La familia repartía sus vacaciones de verano entre la casa solariega de Concesio, de donde procedía su padre, Giorgio, y la de Verolavecchia, a treinta kilómetros de Brescia, de donde procedía la familia de su madre. En uno y otro pueblo hizo sus correrías de niño tímido que fue Battista Montini. Un amigo de aquellos años contó que en una ocasión hubo de separar a su amigo Battista, que se peleó con un compañero, Luis Bolognini, que se divertía «martirizando» a un gato atándole una cacerola a la cola. Fue la única vez que le vimos enfadado.

Le encanta subirse a los árboles a coger fruta

Alessandro Bertolini contó que durante las vacaciones se escapaban por la finca, donde abundaban los árboles frutales: manzanos, higueras, perales, cerezos, nísperos. Como les encantaba coger la fruta de los árboles, Battista, que tenía un estómago un poco más débil que sus amigos, le preguntaba a su madre Giuditta cuántas piezas podía comer y de qué clase para no ponerse malo del... estómago. A veces, a la vuelta, confesaba a su madre: «Sabes, mamá, he comido un melocotón o una pera de menos, por miedo a equivocarme».

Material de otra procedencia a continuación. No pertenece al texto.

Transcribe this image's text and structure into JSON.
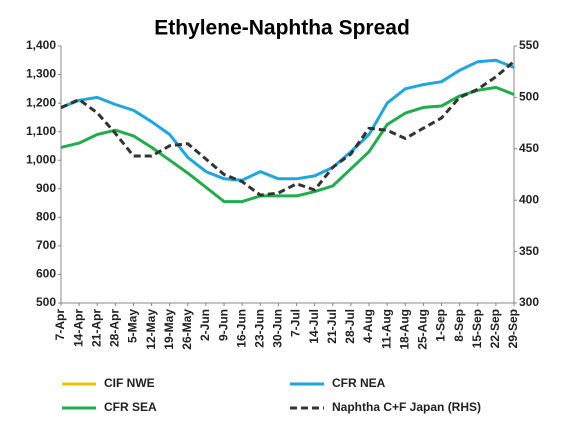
{
  "chart_data": {
    "type": "line",
    "title": "Ethylene-Naphtha Spread",
    "categories": [
      "7-Apr",
      "14-Apr",
      "21-Apr",
      "28-Apr",
      "5-May",
      "12-May",
      "19-May",
      "26-May",
      "2-Jun",
      "9-Jun",
      "16-Jun",
      "23-Jun",
      "30-Jun",
      "7-Jul",
      "14-Jul",
      "21-Jul",
      "28-Jul",
      "4-Aug",
      "11-Aug",
      "18-Aug",
      "25-Aug",
      "1-Sep",
      "8-Sep",
      "15-Sep",
      "22-Sep",
      "29-Sep"
    ],
    "series": [
      {
        "name": "CIF NWE",
        "color": "#f5c000",
        "values": [
          null,
          null,
          null,
          null,
          null,
          null,
          null,
          null,
          null,
          null,
          null,
          null,
          null,
          null,
          null,
          null,
          null,
          null,
          null,
          null,
          null,
          null,
          null,
          null,
          null,
          null
        ]
      },
      {
        "name": "CFR NEA",
        "color": "#1ea6e0",
        "values": [
          1185,
          1210,
          1220,
          1195,
          1175,
          1135,
          1090,
          1010,
          960,
          935,
          930,
          960,
          935,
          935,
          945,
          975,
          1030,
          1090,
          1200,
          1250,
          1265,
          1275,
          1315,
          1345,
          1350,
          1325
        ]
      },
      {
        "name": "CFR SEA",
        "color": "#1fae4b",
        "values": [
          1045,
          1060,
          1090,
          1105,
          1085,
          1045,
          1000,
          955,
          905,
          855,
          855,
          875,
          875,
          875,
          890,
          910,
          970,
          1030,
          1125,
          1165,
          1185,
          1190,
          1225,
          1245,
          1255,
          1230
        ]
      },
      {
        "name": "Naphtha C+F Japan (RHS)",
        "color": "#333333",
        "dashed": true,
        "axis": "y2",
        "values": [
          490,
          498,
          485,
          465,
          443,
          443,
          453,
          455,
          440,
          425,
          418,
          405,
          407,
          416,
          410,
          432,
          445,
          470,
          468,
          460,
          470,
          480,
          500,
          508,
          520,
          535
        ]
      }
    ],
    "ylim": [
      500,
      1400
    ],
    "yticks": [
      500,
      600,
      700,
      800,
      900,
      {
        "value": 1000,
        "label": "1,000"
      },
      {
        "value": 1100,
        "label": "1,100"
      },
      {
        "value": 1200,
        "label": "1,200"
      },
      {
        "value": 1300,
        "label": "1,300"
      },
      {
        "value": 1400,
        "label": "1,400"
      }
    ],
    "y2lim": [
      300,
      550
    ],
    "y2ticks": [
      300,
      350,
      400,
      450,
      500,
      550
    ],
    "grid": false
  }
}
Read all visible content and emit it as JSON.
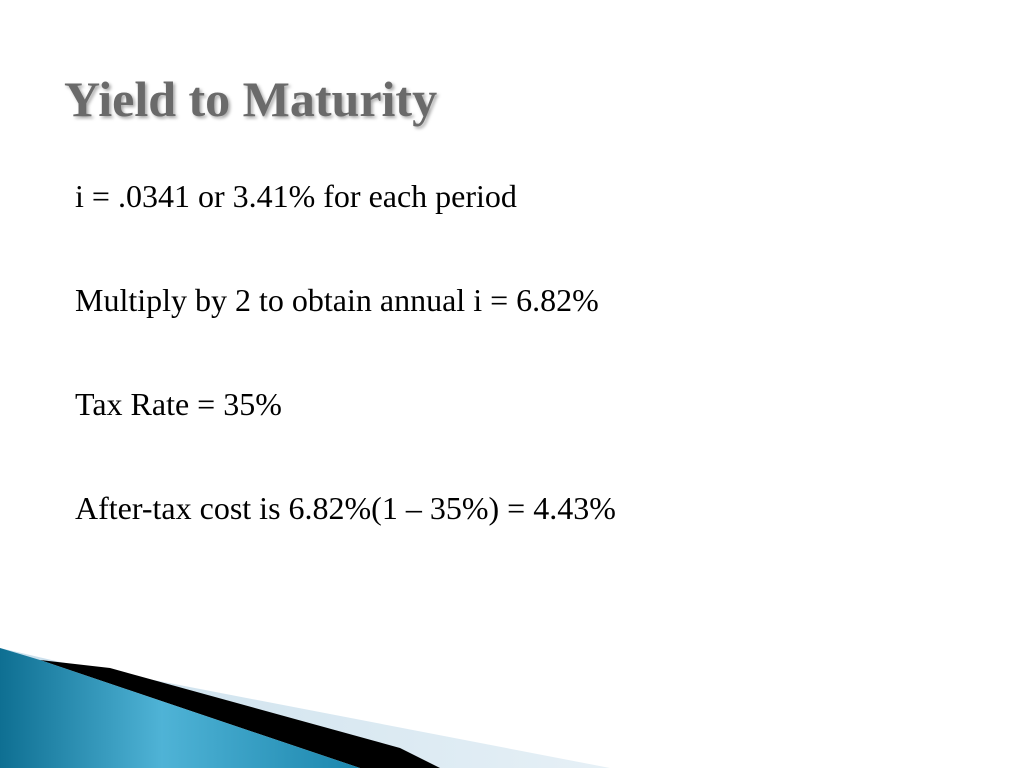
{
  "slide": {
    "title": "Yield to Maturity",
    "bullets": [
      "i = .0341 or 3.41% for each period",
      "Multiply by 2 to obtain annual i = 6.82%",
      "Tax Rate = 35%",
      "After-tax cost is 6.82%(1 – 35%) = 4.43%"
    ]
  },
  "colors": {
    "title": "#6a6a6a",
    "text": "#000000",
    "accent_teal": "#1e8fb5",
    "accent_light": "#d6e8f2",
    "accent_dark": "#000000"
  }
}
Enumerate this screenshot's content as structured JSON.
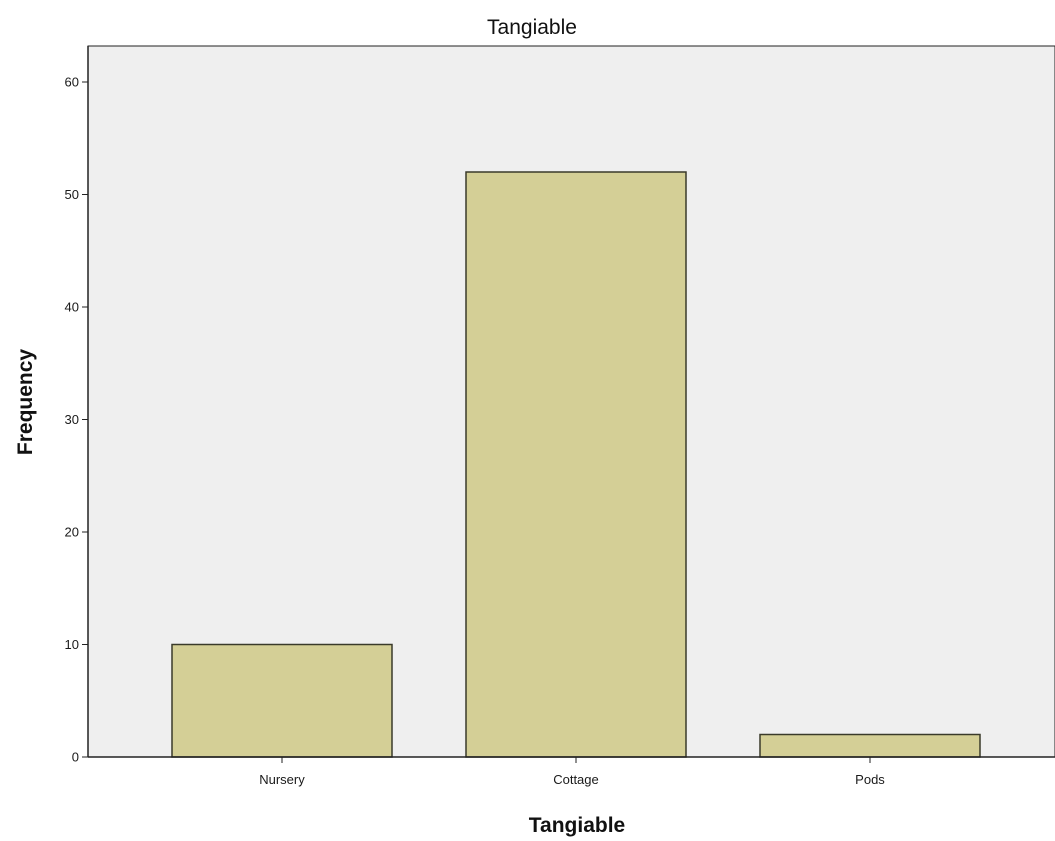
{
  "chart_data": {
    "type": "bar",
    "title": "Tangiable",
    "xlabel": "Tangiable",
    "ylabel": "Frequency",
    "categories": [
      "Nursery",
      "Cottage",
      "Pods"
    ],
    "values": [
      10,
      52,
      2
    ],
    "ylim": [
      0,
      60
    ],
    "yticks": [
      0,
      10,
      20,
      30,
      40,
      50,
      60
    ],
    "grid": false,
    "legend": "none",
    "colors": {
      "plot_background": "#efefef",
      "bar_fill": "#d4cf96",
      "bar_stroke": "#3a3a2a",
      "axis": "#222222"
    }
  }
}
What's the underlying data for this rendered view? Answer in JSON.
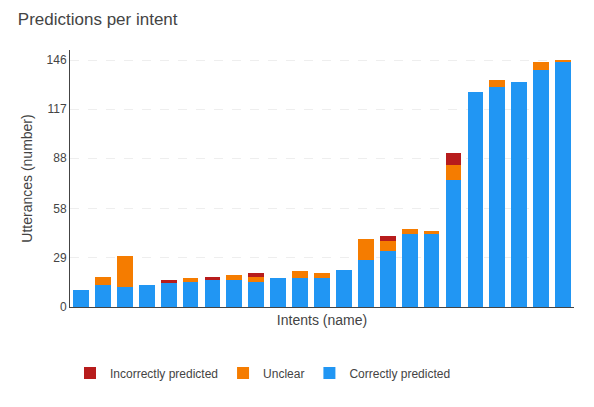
{
  "chart_data": {
    "type": "bar",
    "stacked": true,
    "title": "Predictions per intent",
    "xlabel": "Intents (name)",
    "ylabel": "Utterances (number)",
    "categories": [
      null,
      null,
      null,
      null,
      null,
      null,
      null,
      null,
      null,
      null,
      null,
      null,
      null,
      null,
      null,
      null,
      null,
      null,
      null,
      null,
      null,
      null,
      null
    ],
    "series": [
      {
        "name": "Correctly predicted",
        "color": "#2196f3",
        "values": [
          10,
          13,
          12,
          13,
          14,
          15,
          16,
          16,
          15,
          17,
          17,
          17,
          22,
          28,
          33,
          43,
          43,
          75,
          127,
          130,
          133,
          140,
          145
        ]
      },
      {
        "name": "Unclear",
        "color": "#f57c00",
        "values": [
          0,
          5,
          18,
          0,
          0,
          2,
          0,
          3,
          3,
          0,
          4,
          3,
          0,
          12,
          6,
          3,
          2,
          9,
          0,
          4,
          0,
          5,
          1
        ]
      },
      {
        "name": "Incorrectly predicted",
        "color": "#b71c1c",
        "values": [
          0,
          0,
          0,
          0,
          2,
          0,
          2,
          0,
          2,
          0,
          0,
          0,
          0,
          0,
          3,
          0,
          0,
          7,
          0,
          0,
          0,
          0,
          0
        ]
      }
    ],
    "ylim": [
      0,
      152
    ],
    "yticks": [
      0,
      29,
      58,
      88,
      117,
      146
    ],
    "grid": true,
    "legend": "bottom",
    "tick_labels": "y"
  }
}
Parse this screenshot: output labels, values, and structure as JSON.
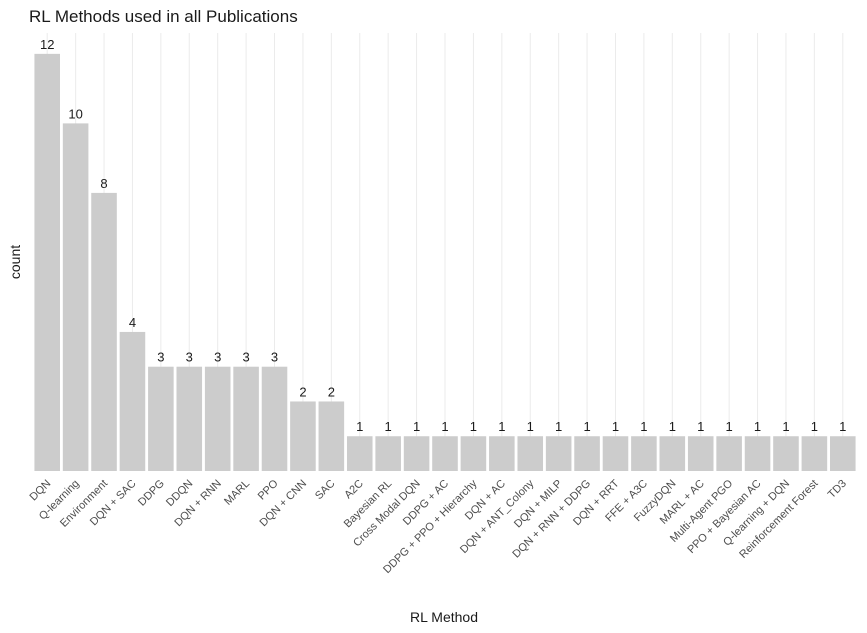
{
  "chart_data": {
    "type": "bar",
    "title": "RL Methods used in all Publications",
    "xlabel": "RL Method",
    "ylabel": "count",
    "categories": [
      "DQN",
      "Q-learning",
      "Environment",
      "DQN + SAC",
      "DDPG",
      "DDQN",
      "DQN + RNN",
      "MARL",
      "PPO",
      "DQN + CNN",
      "SAC",
      "A2C",
      "Bayesian RL",
      "Cross Modal DQN",
      "DDPG + AC",
      "DDPG + PPO + Hierarchy",
      "DQN + AC",
      "DQN + ANT_Colony",
      "DQN + MILP",
      "DQN + RNN + DDPG",
      "DQN + RRT",
      "FFE + A3C",
      "FuzzyDQN",
      "MARL + AC",
      "Multi-Agent PGO",
      "PPO + Bayesian AC",
      "Q-learning + DQN",
      "Reinforcement Forest",
      "TD3"
    ],
    "values": [
      12,
      10,
      8,
      4,
      3,
      3,
      3,
      3,
      3,
      2,
      2,
      1,
      1,
      1,
      1,
      1,
      1,
      1,
      1,
      1,
      1,
      1,
      1,
      1,
      1,
      1,
      1,
      1,
      1
    ],
    "ylim": [
      0,
      12.6
    ],
    "bar_color": "#cccccc",
    "grid": "vertical",
    "y_axis_ticks": false,
    "data_labels": true
  }
}
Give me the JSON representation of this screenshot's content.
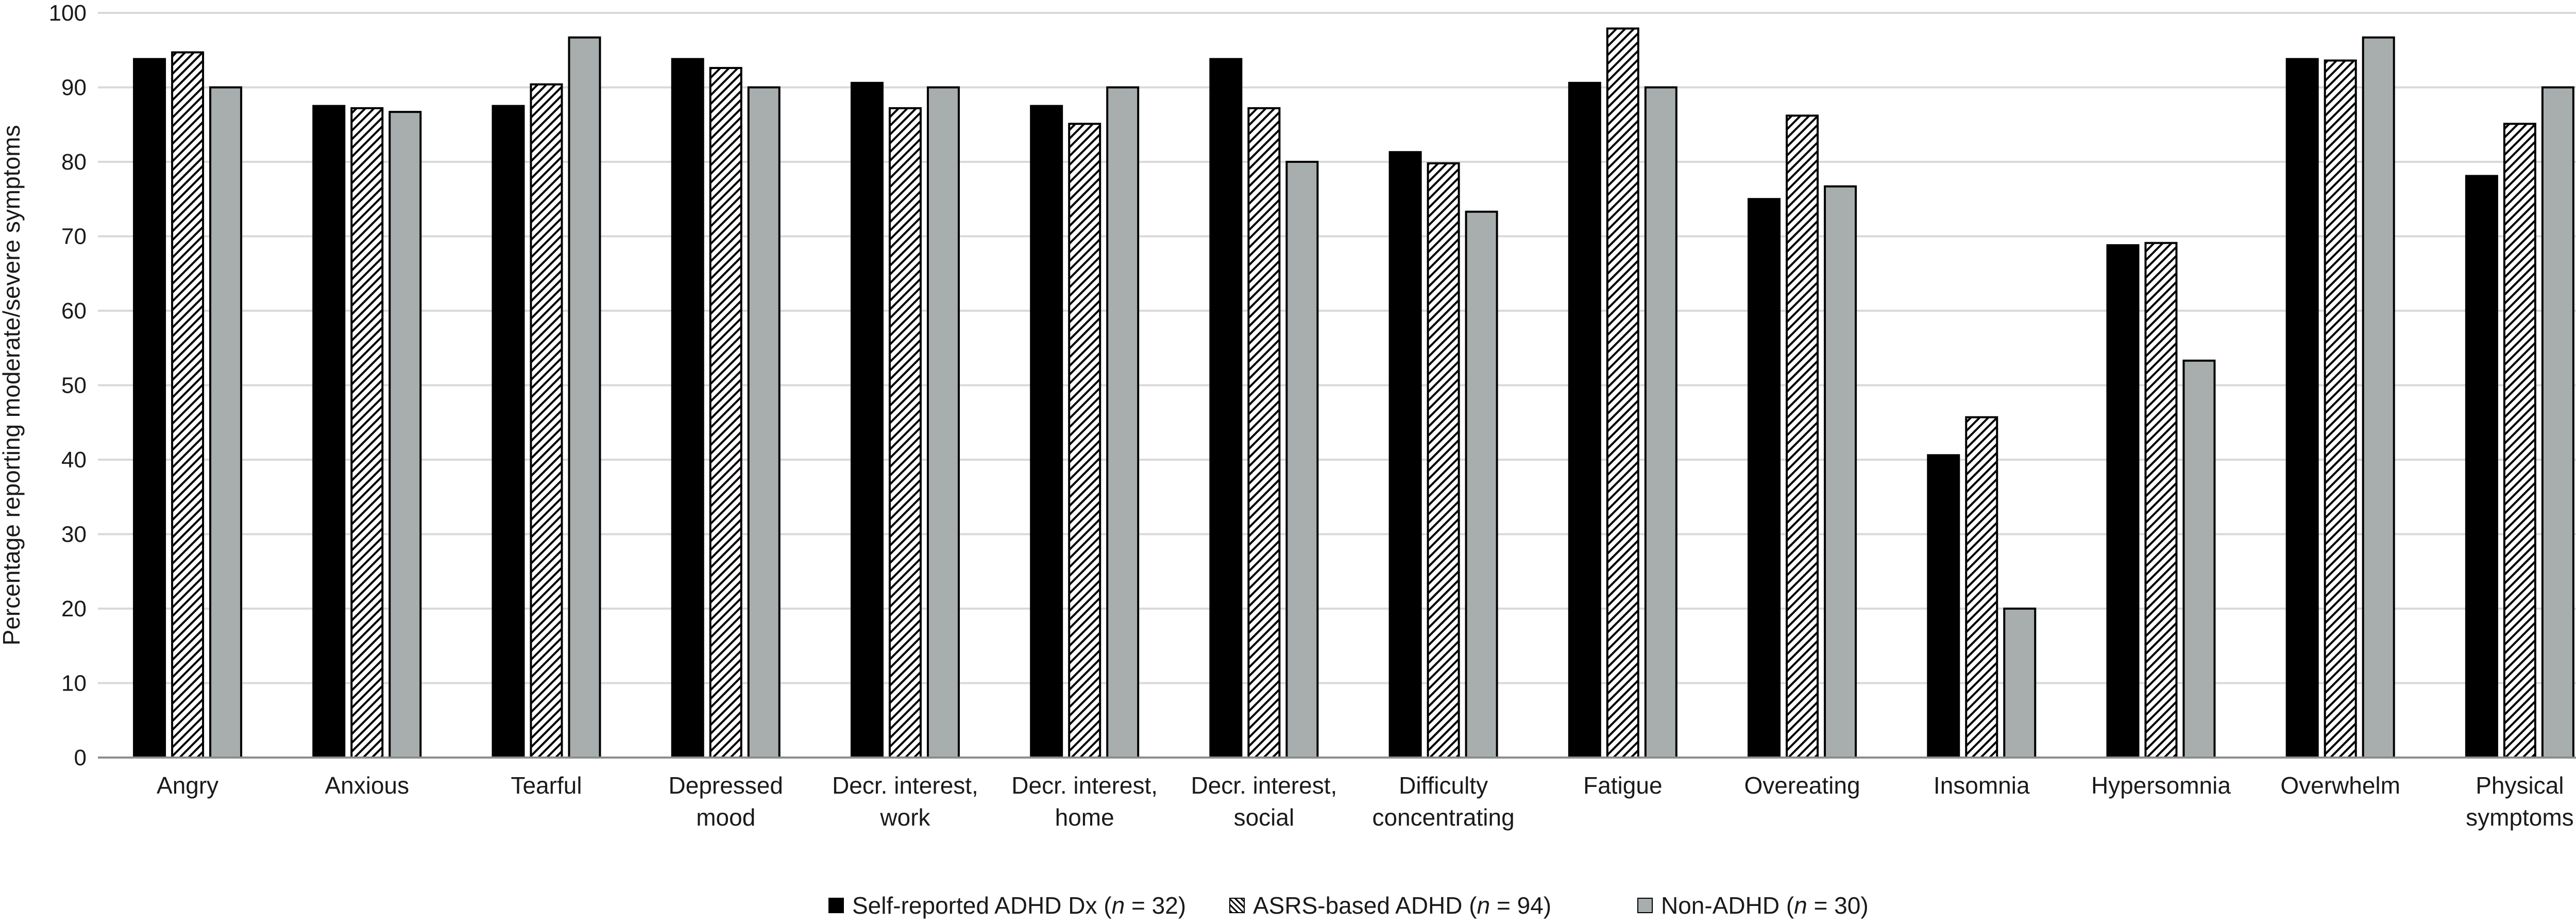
{
  "chart_data": {
    "type": "bar",
    "ylabel": "Percentage reporting moderate/severe symptoms",
    "xlabel": "",
    "ylim": [
      0,
      100
    ],
    "yticks": [
      0,
      10,
      20,
      30,
      40,
      50,
      60,
      70,
      80,
      90,
      100
    ],
    "grid": true,
    "legend_position": "bottom",
    "categories": [
      [
        "Angry"
      ],
      [
        "Anxious"
      ],
      [
        "Tearful"
      ],
      [
        "Depressed",
        "mood"
      ],
      [
        "Decr. interest,",
        "work"
      ],
      [
        "Decr. interest,",
        "home"
      ],
      [
        "Decr. interest,",
        "social"
      ],
      [
        "Difficulty",
        "concentrating"
      ],
      [
        "Fatigue"
      ],
      [
        "Overeating"
      ],
      [
        "Insomnia"
      ],
      [
        "Hypersomnia"
      ],
      [
        "Overwhelm"
      ],
      [
        "Physical",
        "symptoms"
      ]
    ],
    "series": [
      {
        "name": "Self-reported ADHD Dx (n = 32)",
        "fill": "solid-black",
        "color": "#000000",
        "values": [
          93.8,
          87.5,
          87.5,
          93.8,
          90.6,
          87.5,
          93.8,
          81.3,
          90.6,
          75.0,
          40.6,
          68.8,
          93.8,
          78.1
        ]
      },
      {
        "name": "ASRS-based ADHD (n = 94)",
        "fill": "diagonal-hatch",
        "color": "#000000",
        "values": [
          94.7,
          87.2,
          90.4,
          92.6,
          87.2,
          85.1,
          87.2,
          79.8,
          97.9,
          86.2,
          45.7,
          69.1,
          93.6,
          85.1
        ]
      },
      {
        "name": "Non-ADHD (n = 30)",
        "fill": "gray",
        "color": "#a8aeae",
        "values": [
          90.0,
          86.7,
          96.7,
          90.0,
          90.0,
          90.0,
          80.0,
          73.3,
          90.0,
          76.7,
          20.0,
          53.3,
          96.7,
          90.0
        ]
      }
    ],
    "legend": [
      {
        "pre": "Self-reported ADHD Dx (",
        "italic": "n",
        "post": " = 32)"
      },
      {
        "pre": "ASRS-based ADHD (",
        "italic": "n",
        "post": " = 94)"
      },
      {
        "pre": "Non-ADHD (",
        "italic": "n",
        "post": " = 30)"
      }
    ],
    "colors": {
      "grid": "#d9d9d9",
      "axis": "#8c8c8c",
      "gray_fill": "#a8aeae"
    }
  }
}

De niño siempre tuvo poca salud

En la edad del crecimiento Montini sufrió una serie de crisis en su salud. La asistencia a clase sufrió interrupciones. Durante meses no pudo frecuentar la institución docente Cesare Arici, que no quedaba lejos de la casa paterna, perdiendo repetidas veces los exámenes de dicho instituto. Por aquellos años su hermano Lodovico guardaba un vivo recuerdo del hecho de que quiso subir con su bicicleta una pendiente suave; pero hubo de desistir a medio camino, se sentó en la cuneta pálido como un cadáver y apretó con las manos sobre el corazón. El diagnóstico fue un grave trastorno compensatorio, al que una y otra vez se sumaban dolores del cuello y pesados trastornos digestivos. A lo largo de toda su vida fue un hombre enfermizo, a la vez que con capacidad de resistencia. En sus viajes, siendo ya papa, los periodistas que lo acompañaban se preguntaban a menudo, viendo los penosos esfuerzos a los que se sometía, cómo podía soportarlos. Su médico de cabecera, el profesor Fontana, nos manifestaba al regreso de Bombay: «Parece débil y quebradizo, pero tiene una naturaleza muy resistente».